WASHINGTON, Aug 28 (Reuters) - The five members of the Federal Reserve board that oversee U.S. monetary policy have plenty of money of their own, according to government filings released on Thursday.
The U.S. Office of Government Ethics released the annual financial disclosure reports for three of the Fed board's five members, showing personal assets ranging in worth from $1.1 million to $43.0 million in 2013.
Fed Chair Janet Yellen and her husband had financial assets that ranged in value from $5.2 million to $14.1 million, up a bit from the prior year, with much of her wealth tied up in a University of California pension fund and other related investments dating to her time as an academic.
Officials at the U.S. central bank are only required to report the value of their assets in broad ranges.
Fed Governor Jerome Powell reported household financial assets ranging from $16.8 million to $43.0 million, the most of any member of the board. From 1997-2005, Powell was a partner at the Carlyle Group, one of the world's largest private equity funds.
Daniel Tarullo, who taught law at Georgetown University before joining the Fed, and his spouse reported assets ranging in value from $1.9 million to $4.4 million.
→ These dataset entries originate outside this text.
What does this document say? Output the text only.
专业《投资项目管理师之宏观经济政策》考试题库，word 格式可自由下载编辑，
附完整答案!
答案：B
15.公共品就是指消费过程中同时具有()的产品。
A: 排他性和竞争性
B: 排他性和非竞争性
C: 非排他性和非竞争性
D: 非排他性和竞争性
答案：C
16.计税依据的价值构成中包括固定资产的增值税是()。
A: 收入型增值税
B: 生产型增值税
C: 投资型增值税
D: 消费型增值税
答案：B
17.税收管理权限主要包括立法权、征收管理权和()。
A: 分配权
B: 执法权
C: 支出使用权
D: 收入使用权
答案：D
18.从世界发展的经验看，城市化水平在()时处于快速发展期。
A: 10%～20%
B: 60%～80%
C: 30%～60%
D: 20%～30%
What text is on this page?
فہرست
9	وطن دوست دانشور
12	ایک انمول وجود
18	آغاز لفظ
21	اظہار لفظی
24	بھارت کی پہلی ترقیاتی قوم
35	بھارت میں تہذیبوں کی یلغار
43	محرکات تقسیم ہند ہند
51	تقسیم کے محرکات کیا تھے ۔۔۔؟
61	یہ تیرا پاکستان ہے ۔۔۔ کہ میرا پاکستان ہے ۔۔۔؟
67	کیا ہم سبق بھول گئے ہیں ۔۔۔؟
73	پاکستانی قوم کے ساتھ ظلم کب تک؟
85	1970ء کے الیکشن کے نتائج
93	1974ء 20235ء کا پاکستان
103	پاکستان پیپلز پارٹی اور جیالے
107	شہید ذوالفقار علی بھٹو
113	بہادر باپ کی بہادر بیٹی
The financial disclosure reports for Fed Vice Chairman Stanley Fischer and Governor Lael Brainard, who arrived at the Fed in June, were released earlier in the year in conjunction with their nominations.
Fischer's assets ranged in value from $14.6 million to $56.4 million, with dozens of individual stocks listed among his holdings, including Coca-Cola, Philip Morris, Exxon Mobile Corp and American Express.